Я нашел взглядом родителей Инны, и сразу же почувствовал какое-то тепло и расслабление в душе. А ведь глядя на мать и думая о ней, я пребывал в сильнейшем напряжении. Да, с мамой своей я всегда напрягался, так как считал, что должен для нее что-то постоянно делать, отказываться от чего-то своего, идти на жертвы. А вот Иннины родители были совсем другими людьми. От Инны они ничего не ждали, и даже я, посторонний человек, улавливал эту свободу возле них. Они оба имели ученые степени, работали преподавателями в одном из институтов, писали учебники по своим предметам. Между ними было полное понимание, уважение, дружба. Лично я всегда это чувствовал, видел. Мне очень нравились эти люди. Я даже как-то сказал Инне, что завидую ей, что у нее такие родители.

– Дурачок, – усмехнулась она тогда на мои слова. – У тебя родная мама, ты знаешь, кто твой отец, ты знаешь свои корни, знаешь, кто ты, а я хоть и к хорошим людям попала, и очень люблю их, но из-за того, что я им не родная, никак не могу определить саму себя. В кого я, от кого у меня задатки, способности. Я постоянно вспоминаю тех своих родителей, думаю о них. У меня как бы две мамы и два папы, и я иногда чувствую растерянность. Я хотела бы встретиться с настоящими родителями, и мои приемные родители в этом мне обязательно бы помогли. Но, к сожалению, те люди, которые произвели меня на свет, уже умерли. Обоих свел в могилу алкоголь. У меня есть только их фотографии. И я знаю, что я очень похожа на отца. А мои приемные родители очень близки мне по духу. Это друзья, моя опора, поддержка. Даже не знаю, что со мной было бы, если бы не они. Я очень многому научилась у них и благодарна им за все. И все же было бы лучше, если бы они мне были родными, а не приемными. Хотя, может быть, какая разница? Главное, что вообще они такие есть у меня.

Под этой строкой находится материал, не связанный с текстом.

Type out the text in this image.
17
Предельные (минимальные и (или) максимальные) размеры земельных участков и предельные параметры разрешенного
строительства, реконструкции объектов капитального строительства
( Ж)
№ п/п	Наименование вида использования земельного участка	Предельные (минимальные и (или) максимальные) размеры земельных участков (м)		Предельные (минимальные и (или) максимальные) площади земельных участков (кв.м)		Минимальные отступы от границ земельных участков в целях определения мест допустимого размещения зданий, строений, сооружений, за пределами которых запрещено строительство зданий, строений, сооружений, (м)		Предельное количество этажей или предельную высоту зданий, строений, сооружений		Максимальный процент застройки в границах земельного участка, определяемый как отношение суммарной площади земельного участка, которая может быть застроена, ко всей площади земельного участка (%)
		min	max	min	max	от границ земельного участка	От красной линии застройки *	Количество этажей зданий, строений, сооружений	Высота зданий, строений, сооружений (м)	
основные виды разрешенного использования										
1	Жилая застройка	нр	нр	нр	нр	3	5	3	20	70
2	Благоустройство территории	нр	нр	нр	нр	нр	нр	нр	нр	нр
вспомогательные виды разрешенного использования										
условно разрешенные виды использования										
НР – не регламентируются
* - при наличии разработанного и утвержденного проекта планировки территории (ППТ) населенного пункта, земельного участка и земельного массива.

Я был с ней полностью согласен. О таких родителях, как у нее, можно было только мечтать. Я сам, когда приходил к Инне и общался с ее приемными родителями, то неизменно уходил от них в приподнятом настроении. В душе тепло становилось, сам я себе казался интересным, ценным.

Вот и сейчас при взгляде на них я почувствовал тепло и покой. Но переведя взгляд на собственную мать сразу весь сжался. Под ее блестящей внешностью скрывались боль и страдание, и почему-то я чувствовал себя виноватым, что у нее такое в душе. Хотя в чем я виноват? В том, что хочу жить своей жизнью, уйти от нее, не хочу оправдывать ее надежд и очень тягощусь ее ожиданиями? Ведь я словно в клетке, словно под тяжелым прессом.

Инна с Серегой все продолжали дурачиться, Сашка тоже ввязался в их кривлянье, а я вдруг почувствовал себя одиноко. Потерянность в душе зашевелилась с новой силой, и в этот момент я встретился взглядом с хохочущей на подоконнике Инной. Видно, в моем взгляде было столько боли и тоски, что она вдруг перестала смеяться, спрыгнула с подоконника, а на меня посмотрела с досадой, будто я сделал ей что-то плохое. Меня это так поразило, что я застыл на месте, переваривая происходящее. Я не спускал глаз с Инниного лица, будто ожидая от нее чего-то обнадеживающего. Но она избегала смотреть на меня, при этом активно и с явным удовольствием общалась с Серегой и Сашкой.

На сцене появилась директор и попросила тишины. В это время мы снова встретились взглядом с Инной, и снова я наткнулся словно на стену из недовольства и неприязни. Да что такое? Почему она так смотрит на меня? Мне показалось, что у меня из-под ног выбили опору, и я совсем дезориентирован, потерян, и не знаю, что мне делать, куда двигаться.